Monday, August 06, 2007

About that disability

If I remember back to about 1997 or 1998, trying to take a ferry to Vancouver Island, my grandson in a stroller, hiking it from the overflow parking lot to the ferry terminal, inflaming my arthritic hip so badly that all I could do during my “vacation time” was to lie on the sofa and take painkillers, and try to hobble around after my grandson to supervise him. At that point, a friend of mine suggested that I apply for a handicap sticker for my car because, “after all, that’s who they were meant for.” He meant well, but the effect was like having a glass of cold water in the face; it never occurred to me to take on the label of “disabled.” First of all, my experience with labels were that they were thrust upon people, as unwanted mantles to be worn, the seeds of racism, sexism, homophobia, ageism - you name the “ism”, someone will find a way to invent one and use it as a weapon. Second, I didn’t feel “dis” anything. I had a job, I was raising my grandson, I was paying taxes - all those things that made me a functioning member of society. The two concepts didn’t emotionally go hand-in-hand, although intellectually I knew the difference - I worked in an agency that advocated for legal rights of those who’d been wronged.

Walking the Pride Parade route this weekend made me realize that if I don’t take care of my other hip, it will soon go, too; I had to get out my handicap sticker today to cope with a not-so-big box parking lot.

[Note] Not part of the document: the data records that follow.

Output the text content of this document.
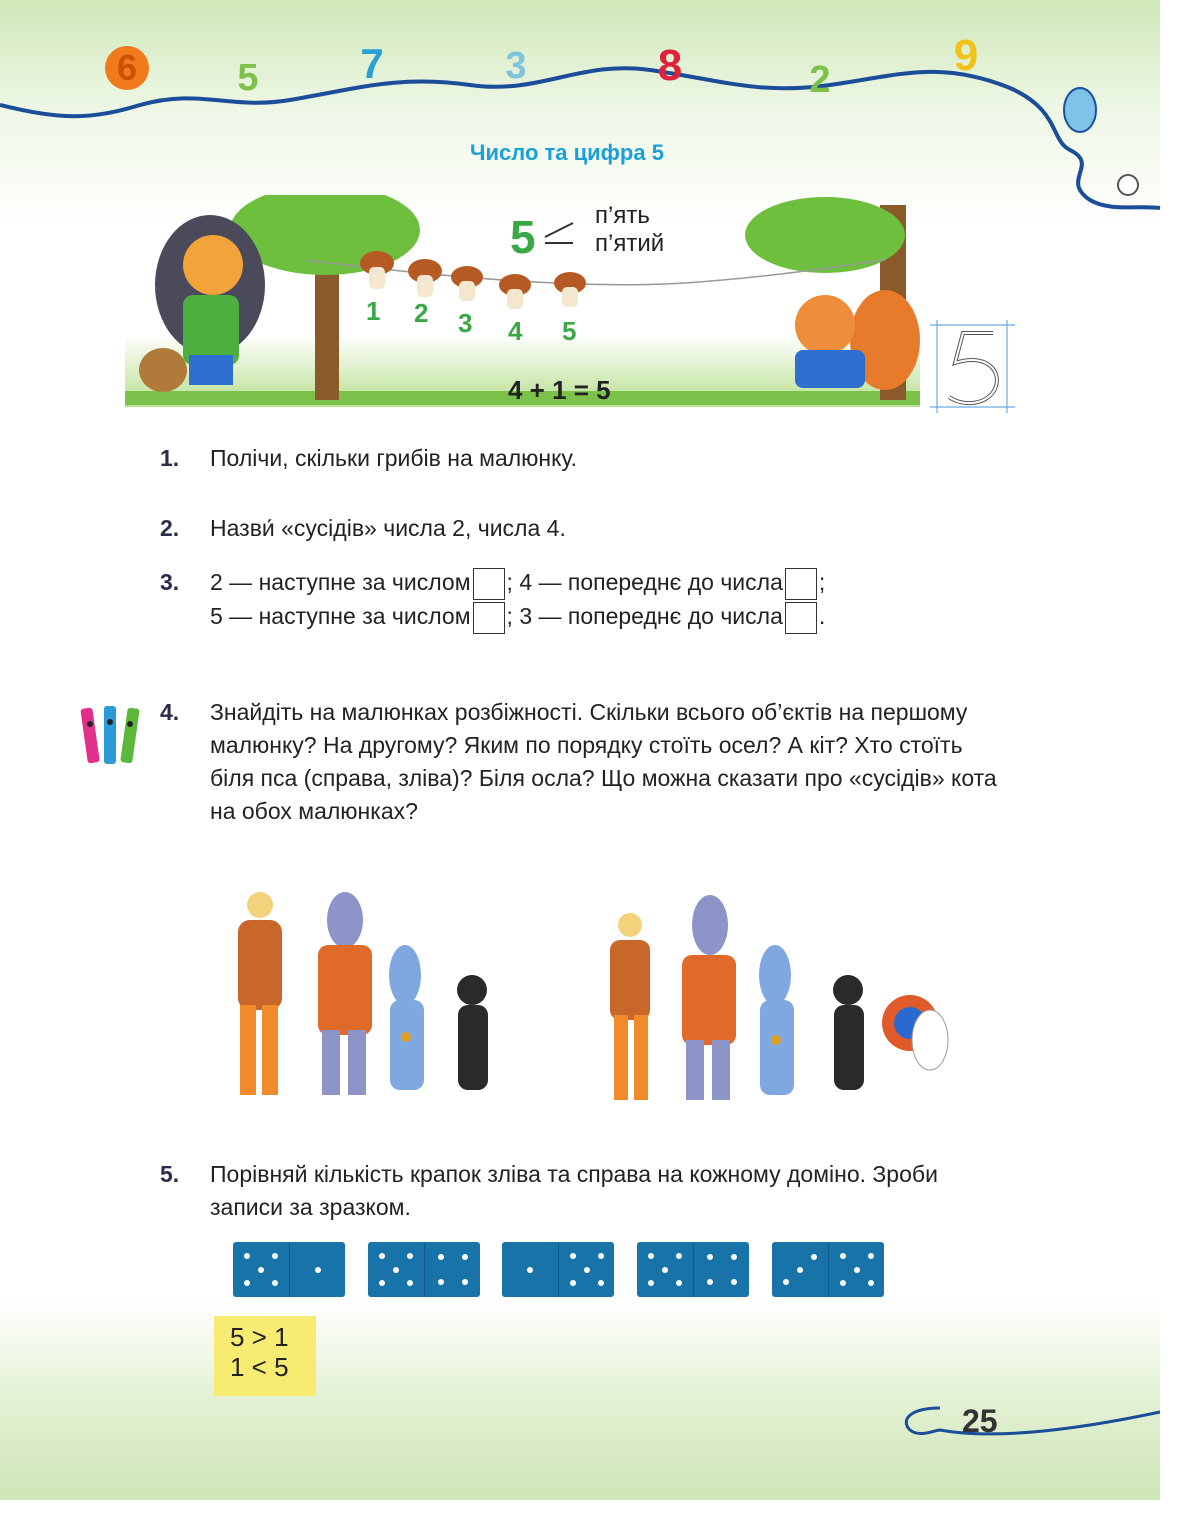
6	5 7	3	8	2	9
Число та цифра 5
5 п’ять
п’ятий
1 2 3 4 5
4 + 1 = 5
1. Полічи, скільки грибів на малюнку.
2. Назви́ «сусідів» числа 2, числа 4.
3. 2 — наступне за числом ; 4 — попереднє до числа ;
5 — наступне за числом ; 3 — попереднє до числа .
4. Знайдіть на малюнках розбіжності. Скільки всього об’єктів на першому малюнку? На другому? Яким по порядку стоїть осел? А кіт? Хто стоїть біля пса (справа, зліва)? Біля осла? Що можна сказати про «сусідів» кота на обох малюнках?
5. Порівняй кількість крапок зліва та справа на кожному доміно. Зроби записи за зразком.
5 > 1
1 < 5
25
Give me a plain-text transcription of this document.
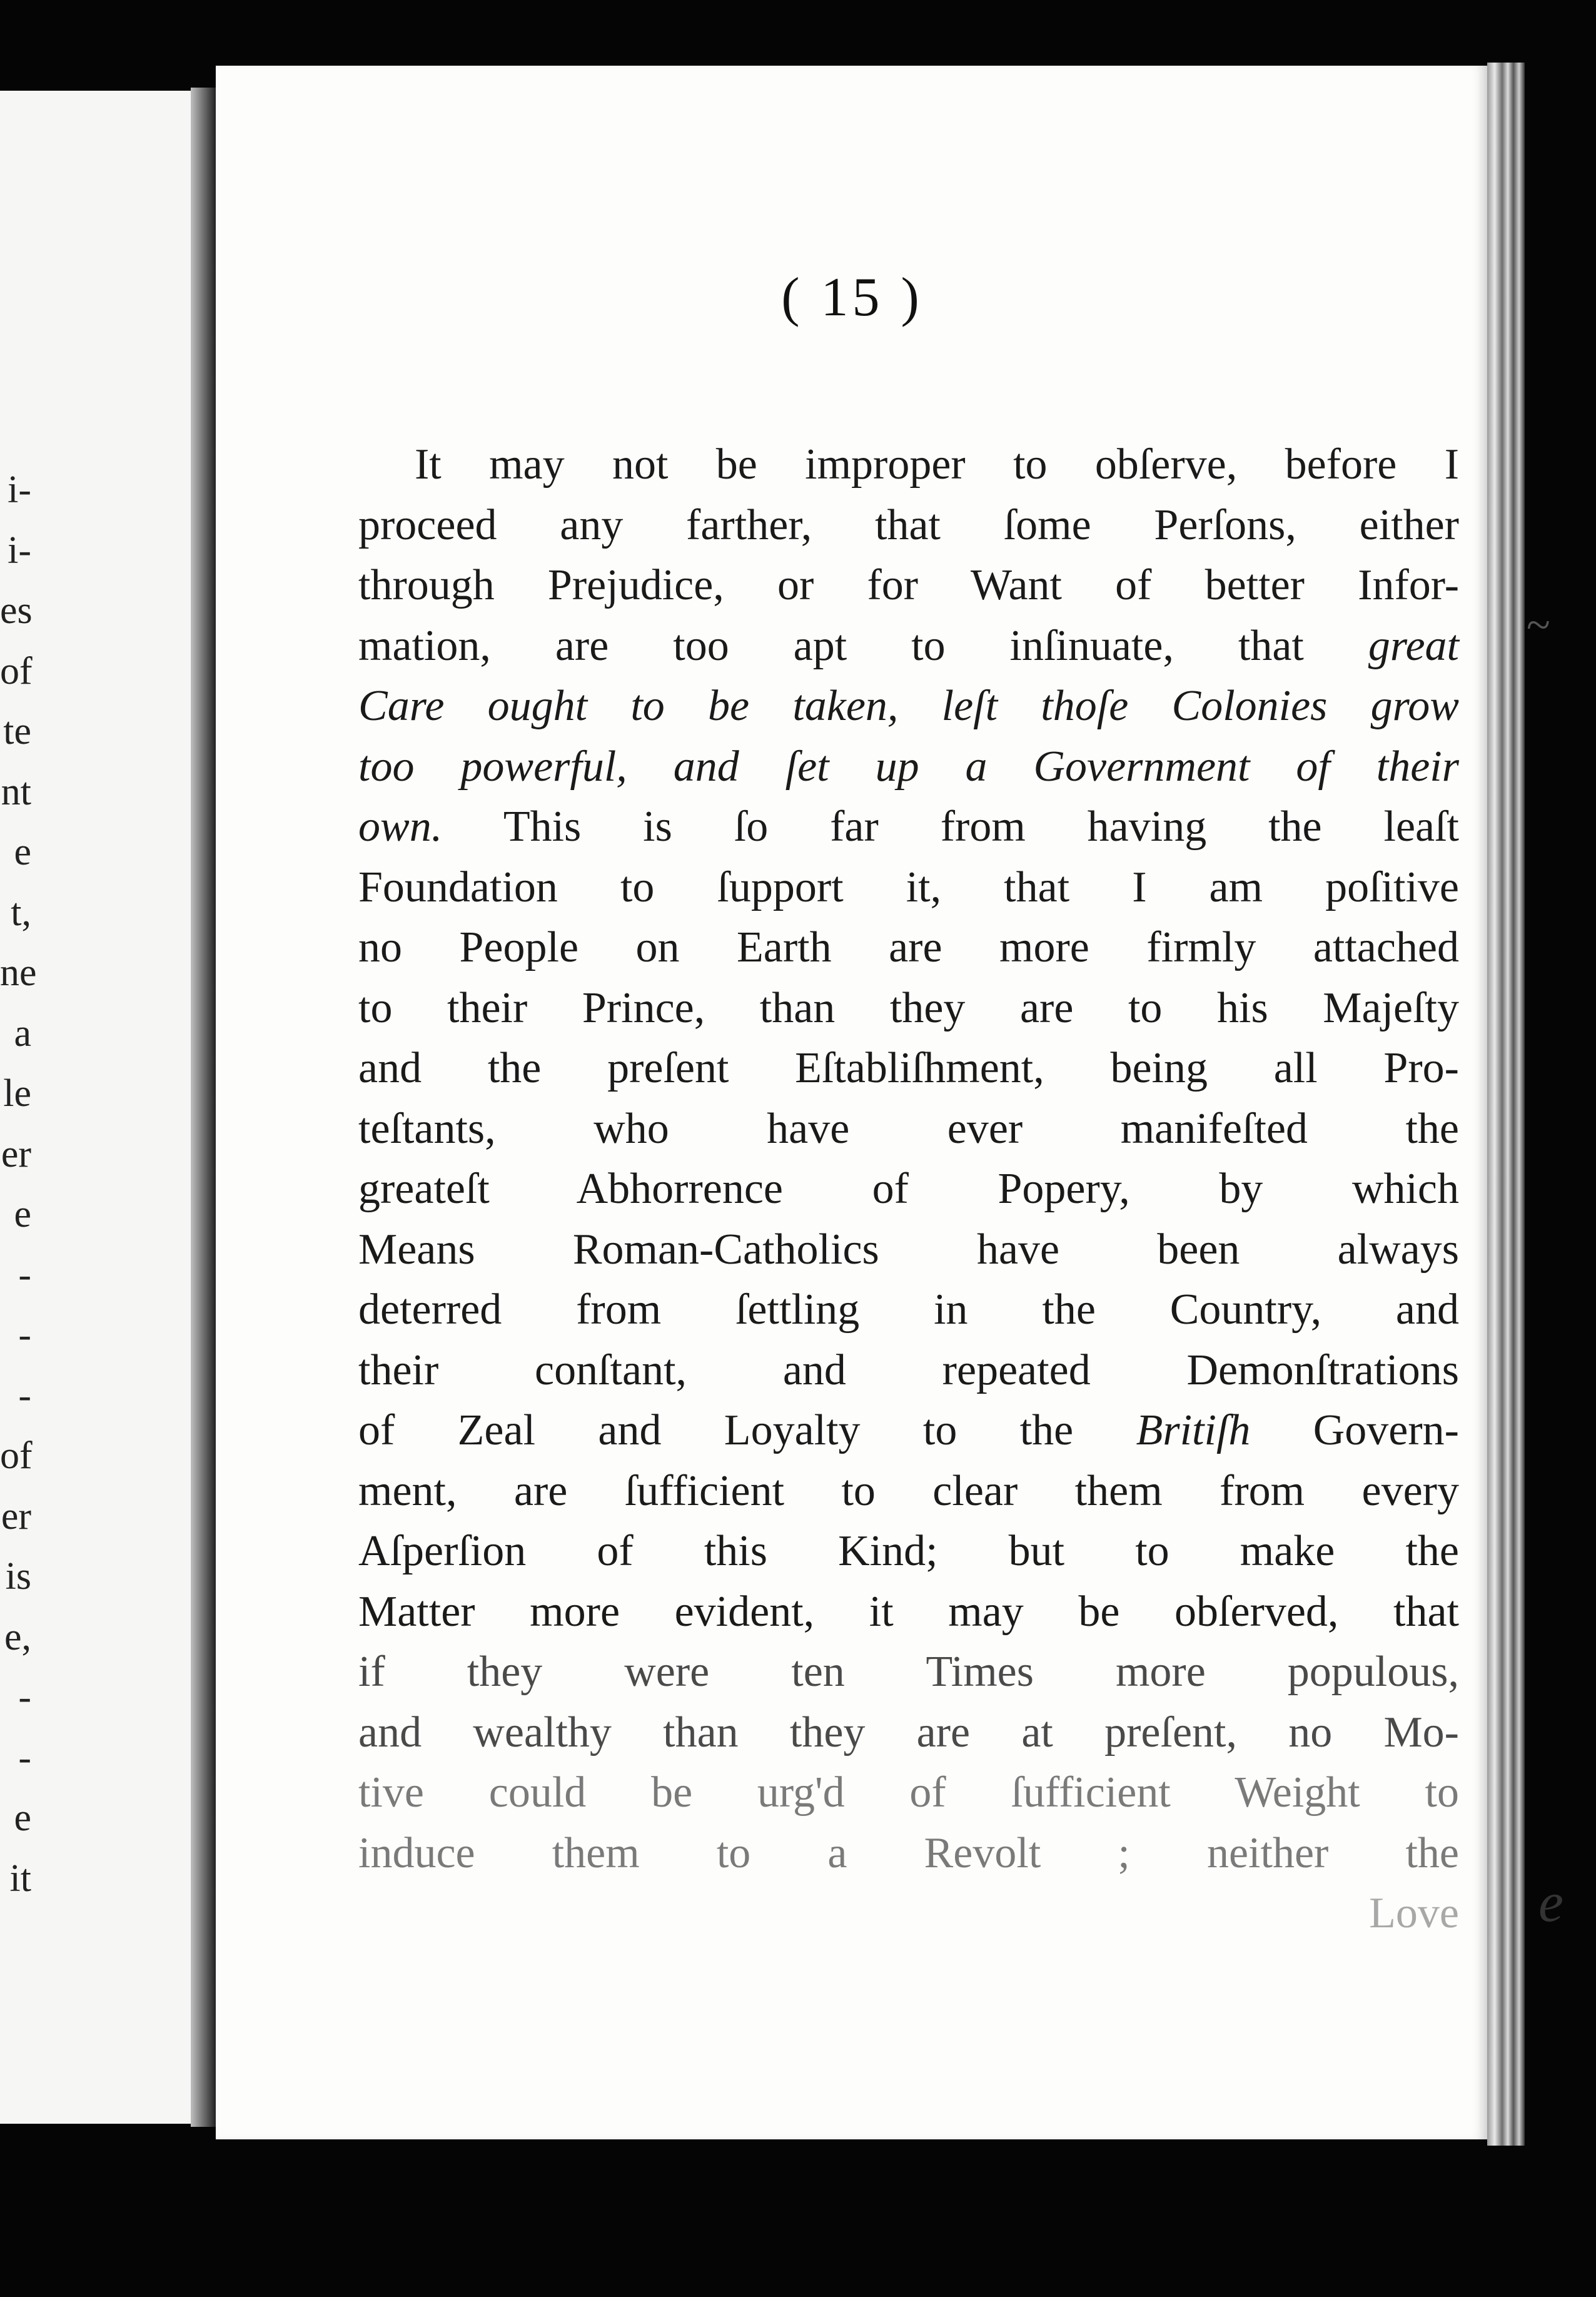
i-
i-
es
of
te
nt
e
t,
ne
a
le
er
e
-
-
-
of
er
is
e,
-
-
e
it
( 15 )
It may not be improper to obſerve, before I
proceed any farther, that ſome Perſons, either
through Prejudice, or for Want of better Infor-
mation, are too apt to inſinuate, that great
Care ought to be taken, leſt thoſe Colonies grow
too powerful, and ſet up a Government of their
own. This is ſo far from having the leaſt
Foundation to ſupport it, that I am poſitive
no People on Earth are more firmly attached
to their Prince, than they are to his Majeſty
and the preſent Eſtabliſhment, being all Pro-
teſtants, who have ever manifeſted the
greateſt Abhorrence of Popery, by which
Means Roman-Catholics have been always
deterred from ſettling in the Country, and
their conſtant, and repeated Demonſtrations
of Zeal and Loyalty to the Britiſh Govern-
ment, are ſufficient to clear them from every
Aſperſion of this Kind; but to make the
Matter more evident, it may be obſerved, that
if they were ten Times more populous,
and wealthy than they are at preſent, no Mo-
tive could be urg'd of ſufficient Weight to
induce them to a Revolt ; neither the
Love
~
e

But at least my disability is well-defined, unlike the late 1990s when life stressed my system into food sensitivities that gave me an array of symptoms that were confused for fybromyalgia. Having a disability as amorphous as fibromyalgia or other less-understood chronic illnesses does tend to bring out the whacky comments, though, from people who “know.” Chronic Holiday is a wry look at some of the things that people with disabilities get to hear, ad nauseum.